In the course of time the wife of Judah, Shua’s daughter, died. When Judah was comforted, he went up to Timnah to his sheepshearers, he and his friend Hirah the Adullamite. And when Tamar was told, “Your father-in-law is going up to Timnah to shear his sheep,” she took off her widow’s garments and covered herself with a veil, wrapping herself up, and sat at the entrance to Enaim, which is on the road to Timnah. For she saw that Shelah was grown up, and she had not been given to him in marriage. When Judah saw her, he thought she was a prostitute, for she had covered her face. He turned to her at the roadside and said, “Come, let me come in to you,” for he did not know that she was his daughter-in-law. She said, “What will you give me, that you may come in to me?” -Genesis 38:12-16
Genesis 38 is a bit of a puzzler —here we have the story of Joseph, essentially, interrupted by a narrative that doesn’t seem to fit the surrounding story, or even the larger story of Israel’s history in going to Egypt. The two sons that come out of this story, Perez and Zerah, don’t play any sort of major role in the rest of the Scriptures, other than being the subject of a rather odd blessing at the end of Ruth.
So why is this here?
Scholars who follow the “higher critical” form of thinking will simply say it’s an insertion by the redactor who put all this text together, and so it doesn’t have to make sense. I don’t know that I would ever argue for God putting something in the Scriptures that simply doesn’t make sense!

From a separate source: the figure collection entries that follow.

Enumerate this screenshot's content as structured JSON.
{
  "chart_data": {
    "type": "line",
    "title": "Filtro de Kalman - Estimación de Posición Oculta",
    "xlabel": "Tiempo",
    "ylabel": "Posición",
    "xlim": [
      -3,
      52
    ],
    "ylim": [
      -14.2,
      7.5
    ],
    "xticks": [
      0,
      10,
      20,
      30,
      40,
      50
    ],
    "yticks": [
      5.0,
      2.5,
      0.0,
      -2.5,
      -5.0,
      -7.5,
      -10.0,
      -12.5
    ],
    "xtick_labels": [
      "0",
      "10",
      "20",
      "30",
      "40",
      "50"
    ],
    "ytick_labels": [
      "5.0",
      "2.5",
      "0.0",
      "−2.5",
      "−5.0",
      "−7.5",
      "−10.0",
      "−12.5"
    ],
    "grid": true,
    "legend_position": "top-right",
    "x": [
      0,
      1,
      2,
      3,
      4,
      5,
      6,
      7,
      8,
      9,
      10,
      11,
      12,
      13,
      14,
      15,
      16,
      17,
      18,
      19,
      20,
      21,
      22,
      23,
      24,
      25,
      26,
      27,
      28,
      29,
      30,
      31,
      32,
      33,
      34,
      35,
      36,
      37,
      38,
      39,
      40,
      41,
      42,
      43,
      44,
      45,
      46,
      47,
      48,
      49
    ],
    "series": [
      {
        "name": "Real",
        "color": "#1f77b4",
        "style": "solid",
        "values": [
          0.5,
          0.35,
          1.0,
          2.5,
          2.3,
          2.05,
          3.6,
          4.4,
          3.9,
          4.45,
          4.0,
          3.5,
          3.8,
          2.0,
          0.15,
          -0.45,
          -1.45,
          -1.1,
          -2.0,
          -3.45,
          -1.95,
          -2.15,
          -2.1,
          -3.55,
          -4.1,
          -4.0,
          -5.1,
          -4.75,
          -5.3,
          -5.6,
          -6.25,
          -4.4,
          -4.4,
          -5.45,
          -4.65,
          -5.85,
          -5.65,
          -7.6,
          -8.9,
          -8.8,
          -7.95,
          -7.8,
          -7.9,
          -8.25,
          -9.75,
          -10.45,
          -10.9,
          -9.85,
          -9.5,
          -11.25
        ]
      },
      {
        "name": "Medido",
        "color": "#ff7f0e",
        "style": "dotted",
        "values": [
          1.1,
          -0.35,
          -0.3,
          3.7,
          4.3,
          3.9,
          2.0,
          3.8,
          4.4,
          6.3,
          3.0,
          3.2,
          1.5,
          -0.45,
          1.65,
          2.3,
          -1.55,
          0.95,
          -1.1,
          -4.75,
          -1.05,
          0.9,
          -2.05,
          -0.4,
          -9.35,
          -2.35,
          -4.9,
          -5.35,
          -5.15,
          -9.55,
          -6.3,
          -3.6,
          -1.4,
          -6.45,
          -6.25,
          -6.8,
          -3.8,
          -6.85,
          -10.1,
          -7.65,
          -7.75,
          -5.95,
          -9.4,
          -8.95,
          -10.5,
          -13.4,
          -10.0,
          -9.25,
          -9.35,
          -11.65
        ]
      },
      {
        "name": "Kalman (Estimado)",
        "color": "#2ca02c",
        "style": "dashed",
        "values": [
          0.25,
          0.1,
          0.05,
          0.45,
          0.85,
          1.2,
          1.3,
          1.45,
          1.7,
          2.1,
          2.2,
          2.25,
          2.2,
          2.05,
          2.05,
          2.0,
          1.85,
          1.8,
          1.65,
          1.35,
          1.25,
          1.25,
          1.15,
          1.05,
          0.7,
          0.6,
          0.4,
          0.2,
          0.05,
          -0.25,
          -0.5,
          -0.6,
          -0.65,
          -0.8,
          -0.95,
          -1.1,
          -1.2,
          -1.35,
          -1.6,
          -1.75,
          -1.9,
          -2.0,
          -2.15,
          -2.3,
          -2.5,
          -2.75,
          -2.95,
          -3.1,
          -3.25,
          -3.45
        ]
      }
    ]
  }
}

The first point to notice is that just after this incident we have the mixup between Joseph and Potiphar’s wife. In the one case, Judah actually initiates a sexual encounter and carries it through. In the second, Joseph flees from a sexual encounter. The contrast between Judah’s spiritual state and Joseph’s couldn’t be stronger —and I think that’s one of the points Moses is getting at by including this story. Joseph’s reaction to Potiphar’s wife is all the more astounding in light of his brother’s seeking out sexual gratification with a cult prostitute.
But this brings us to a second point: By the time Genesis is over, it is Judah who is stepping up to the plate. Israel trusts Judah with Benjamen, rather than Reuben, his firstborn, and it’s Judah that offers to take Benjamen’s place in slavery over the incident of the silver cup. It’s important to remember the amount of shame this entire incident with Tamar would have brought on Judah within his family. Not so much his sleeping with a cult prostitute, but having children with his own daughter-in-law, and because he wouldn’t give her his final son to have children by. The shame of this outing caused Judah to rethink his life —he had a “come to Jesus” moment, in more popular terms. This entire story shows us the contrast between Judah before and Judah after.
Finally, there is a sense in which this incident is critical in the larger story —God taking Israel to Egypt— as well. Judah’s turning aside to a cult prostitute shows us just how deeply Jacob’s family has soaked up the local Canaanite culture. They weren’t separating themselves from the world, they were compromising with it. Just like the Church, Jacob’s family was called to be in the world, but not of it. And they were failing.
So God sent them to a land where they were despised as a people (the Egyptians wouldn’t even eat at the same table with them!), to teach them to remain separate, to remain a witness to his calling. Without Egypt, Israel would have simply melted into history as another small piece of the overall Canaanite culture. With Egypt, Israel went from being a family to being a nation.
When you see this small aside in the overall context, you realize it’s not out of place at all. In fact, it’s right in the intersection of three overlapping stories God is telling through the life of Judah and his brothers.